Ainsi, il est possible, grâce à la méthodologie proposée, de caractériser injustement l’utilisateur comme un fraudeur en utilisant le « profil fantôme » pour déclencher les seuils de tels systèmes, ou d’utiliser le profil volé comme « barbe » pour de véritables tentatives de fraude, en déviant l’analyse forensique du profil loin de l’attaquant et vers la victime.

Trois surfaces d’attaque

Le document propose trois façons dont le système Gummy Browser pourrait être utilisé contre une victime: Acquérir-une-fois-Usurper-une-fois implique l’appropriation de l’ID de navigateur de la victime pour soutenir une attaque unique, telle qu’une tentative d’accéder à un domaine protégé sous le guise de l’utilisateur. Dans ce cas, « l’âge » de l’ID est sans importance, puisque les informations sont utilisées rapidement et sans suivi.

Dans une deuxième approche, Acquérir-une-fois-Usurper-fréquemment, l’attaquant cherche à développer un profil de la victime en observant comment les serveurs web réagissent à son profil (c’est-à-dire les serveurs de publicités qui livrent des contenus spécifiques sur la base d’un « utilisateur familier » qui a déjà un profil de navigateur associé à lui).

Enfin, Acquérir-fréquemment-Usurper-fréquemment est une manœuvre à long terme conçue pour mettre régulièrement à jour le profil de navigateur de la victime en faisant revenir la victime sur le site d’exfiltration innocent (qui peut avoir été développé comme un site de nouvelles ou un blog, par exemple). De cette façon, l’attaquant peut exécuter une usurpation de détection de la fraude sur une période plus longue.

Extraction et résultats

Les méthodes d’usurpation utilisées par les Gummy Browsers comprennent l’injection de scripts, l’utilisation des paramètres et des outils de débogage du navigateur, et la modification de scripts.

Les caractéristiques peuvent être exfiltrées avec ou sans JavaScript. Par exemple, les en-têtes de l’agent utilisateur (qui identifient la marque du navigateur, telle que Chrome, Firefox, etc.), peuvent être dérivés des en-têtes HTTP, qui sont parmi les informations les plus basiques et non bloquables nécessaires à la navigation web fonctionnelle.

Lors du test du système Gummy Browser contre FPStalker et Panopticlick, les chercheurs ont obtenu une « propriété » (d’un profil de navigateur approprié) moyenne supérieure à 0,95 sur trois algorithmes d’empreinte digitale, réalisant ainsi un clone fonctionnel de l’ID capturé.

Le document souligne la nécessité pour les architectes de systèmes de ne pas s’appuyer sur les caractéristiques du profil de navigateur comme jeton de sécurité, et critique implicitement certains des plus grands cadres d’authentification qui ont adopté cette pratique, en particulier lorsqu’elle est utilisée comme méthode de maintien de la « convivialité de l’utilisateur » en obviant ou en reportant l’utilisation de l’authentification à deux facteurs.

Les auteurs concluent:

‘L’impact des Gummy Browsers peut être dévastateur et durable sur la sécurité et la vie privée en ligne des utilisateurs, en particulier étant donné que l’empreinte digitale du navigateur commence à être largement adoptée dans le monde réel.
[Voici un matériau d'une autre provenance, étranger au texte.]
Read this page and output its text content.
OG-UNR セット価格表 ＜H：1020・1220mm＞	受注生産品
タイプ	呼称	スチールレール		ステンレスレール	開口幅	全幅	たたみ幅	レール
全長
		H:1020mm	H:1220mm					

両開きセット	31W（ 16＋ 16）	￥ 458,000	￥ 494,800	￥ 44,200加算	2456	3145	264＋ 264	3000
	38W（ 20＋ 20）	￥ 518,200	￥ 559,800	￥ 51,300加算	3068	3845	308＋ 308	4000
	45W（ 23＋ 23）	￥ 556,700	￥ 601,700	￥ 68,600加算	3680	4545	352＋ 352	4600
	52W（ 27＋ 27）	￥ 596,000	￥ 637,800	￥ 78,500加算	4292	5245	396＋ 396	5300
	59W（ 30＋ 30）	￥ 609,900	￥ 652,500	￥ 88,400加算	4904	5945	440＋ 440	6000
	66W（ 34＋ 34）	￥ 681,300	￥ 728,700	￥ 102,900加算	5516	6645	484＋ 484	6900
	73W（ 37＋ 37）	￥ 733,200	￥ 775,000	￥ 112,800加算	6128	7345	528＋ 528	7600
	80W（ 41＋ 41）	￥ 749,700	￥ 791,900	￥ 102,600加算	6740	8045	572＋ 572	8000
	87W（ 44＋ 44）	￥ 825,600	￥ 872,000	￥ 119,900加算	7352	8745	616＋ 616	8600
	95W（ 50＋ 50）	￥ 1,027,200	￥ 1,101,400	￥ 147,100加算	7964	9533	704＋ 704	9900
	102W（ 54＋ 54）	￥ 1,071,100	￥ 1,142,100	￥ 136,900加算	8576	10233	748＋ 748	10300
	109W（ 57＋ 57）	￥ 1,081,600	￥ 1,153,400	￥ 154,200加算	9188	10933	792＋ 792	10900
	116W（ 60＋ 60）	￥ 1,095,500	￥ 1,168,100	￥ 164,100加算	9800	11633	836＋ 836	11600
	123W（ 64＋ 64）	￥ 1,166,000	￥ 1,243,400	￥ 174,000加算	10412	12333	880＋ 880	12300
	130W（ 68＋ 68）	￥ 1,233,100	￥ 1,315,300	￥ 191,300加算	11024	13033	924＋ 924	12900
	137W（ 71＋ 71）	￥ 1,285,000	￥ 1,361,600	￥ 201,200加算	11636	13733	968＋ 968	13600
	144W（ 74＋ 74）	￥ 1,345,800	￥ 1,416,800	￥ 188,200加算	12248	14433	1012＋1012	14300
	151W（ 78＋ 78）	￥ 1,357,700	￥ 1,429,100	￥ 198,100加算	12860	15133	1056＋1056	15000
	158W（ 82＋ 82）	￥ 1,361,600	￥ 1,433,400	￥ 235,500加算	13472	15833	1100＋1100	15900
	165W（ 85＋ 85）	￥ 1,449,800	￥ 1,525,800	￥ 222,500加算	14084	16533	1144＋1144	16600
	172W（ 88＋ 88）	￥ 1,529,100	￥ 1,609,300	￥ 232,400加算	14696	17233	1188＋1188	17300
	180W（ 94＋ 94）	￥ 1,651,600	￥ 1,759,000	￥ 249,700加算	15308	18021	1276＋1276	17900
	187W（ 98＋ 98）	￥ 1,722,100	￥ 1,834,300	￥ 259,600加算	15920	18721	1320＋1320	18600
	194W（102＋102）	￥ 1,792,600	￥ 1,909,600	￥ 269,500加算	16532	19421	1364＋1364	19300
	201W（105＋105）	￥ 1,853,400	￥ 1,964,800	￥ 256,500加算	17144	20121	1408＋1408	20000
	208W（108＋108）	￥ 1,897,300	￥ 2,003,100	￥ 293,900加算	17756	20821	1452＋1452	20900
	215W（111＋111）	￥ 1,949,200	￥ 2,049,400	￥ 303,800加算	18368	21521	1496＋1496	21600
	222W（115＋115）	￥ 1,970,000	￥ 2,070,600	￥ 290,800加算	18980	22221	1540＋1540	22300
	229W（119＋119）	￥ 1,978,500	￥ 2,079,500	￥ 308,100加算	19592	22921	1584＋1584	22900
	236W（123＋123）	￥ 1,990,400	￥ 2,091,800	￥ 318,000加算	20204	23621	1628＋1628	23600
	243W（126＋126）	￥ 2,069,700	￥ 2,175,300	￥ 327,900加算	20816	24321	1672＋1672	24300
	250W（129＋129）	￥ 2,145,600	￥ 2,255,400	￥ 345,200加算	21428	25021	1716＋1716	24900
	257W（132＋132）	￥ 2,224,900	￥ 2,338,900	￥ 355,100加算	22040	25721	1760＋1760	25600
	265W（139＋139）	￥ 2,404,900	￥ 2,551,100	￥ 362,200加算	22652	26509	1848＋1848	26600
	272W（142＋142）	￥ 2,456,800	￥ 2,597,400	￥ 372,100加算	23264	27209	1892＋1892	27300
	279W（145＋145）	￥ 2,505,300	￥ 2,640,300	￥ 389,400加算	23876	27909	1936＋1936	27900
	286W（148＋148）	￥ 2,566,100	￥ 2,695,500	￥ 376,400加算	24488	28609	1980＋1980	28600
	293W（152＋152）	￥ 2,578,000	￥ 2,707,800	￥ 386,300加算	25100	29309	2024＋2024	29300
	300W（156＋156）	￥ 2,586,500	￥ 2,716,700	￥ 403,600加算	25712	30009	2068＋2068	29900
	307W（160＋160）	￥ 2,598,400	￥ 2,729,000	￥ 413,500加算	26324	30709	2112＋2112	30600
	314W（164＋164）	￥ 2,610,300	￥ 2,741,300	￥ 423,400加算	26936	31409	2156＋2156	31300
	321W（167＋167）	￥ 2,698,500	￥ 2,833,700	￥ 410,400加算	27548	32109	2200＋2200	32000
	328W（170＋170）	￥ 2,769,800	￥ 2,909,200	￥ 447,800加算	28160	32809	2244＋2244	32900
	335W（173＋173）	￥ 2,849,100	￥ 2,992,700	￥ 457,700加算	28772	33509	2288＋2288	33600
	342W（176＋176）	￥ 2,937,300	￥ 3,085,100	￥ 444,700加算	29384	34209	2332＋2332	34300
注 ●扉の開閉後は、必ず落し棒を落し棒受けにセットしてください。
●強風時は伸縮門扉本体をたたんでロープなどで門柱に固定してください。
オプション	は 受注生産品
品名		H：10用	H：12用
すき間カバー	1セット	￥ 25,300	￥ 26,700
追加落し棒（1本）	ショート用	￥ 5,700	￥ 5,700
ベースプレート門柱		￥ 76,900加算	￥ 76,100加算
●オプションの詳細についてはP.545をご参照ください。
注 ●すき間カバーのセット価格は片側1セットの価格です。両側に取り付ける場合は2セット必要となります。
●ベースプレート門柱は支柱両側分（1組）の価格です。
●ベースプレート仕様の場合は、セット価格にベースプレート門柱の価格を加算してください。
À la lumière de cette attaque, notre travail soulève la question de savoir si l’empreinte digitale du navigateur est sûre à déployer à grande échelle.’

Écrivain en apprentissage automatique, spécialiste de domaine en synthèse d'images humaines. Ancien responsable du contenu de recherche chez Metaphysic.ai, jusqu'à sa dissolution dans Brahma.ai de DNEG.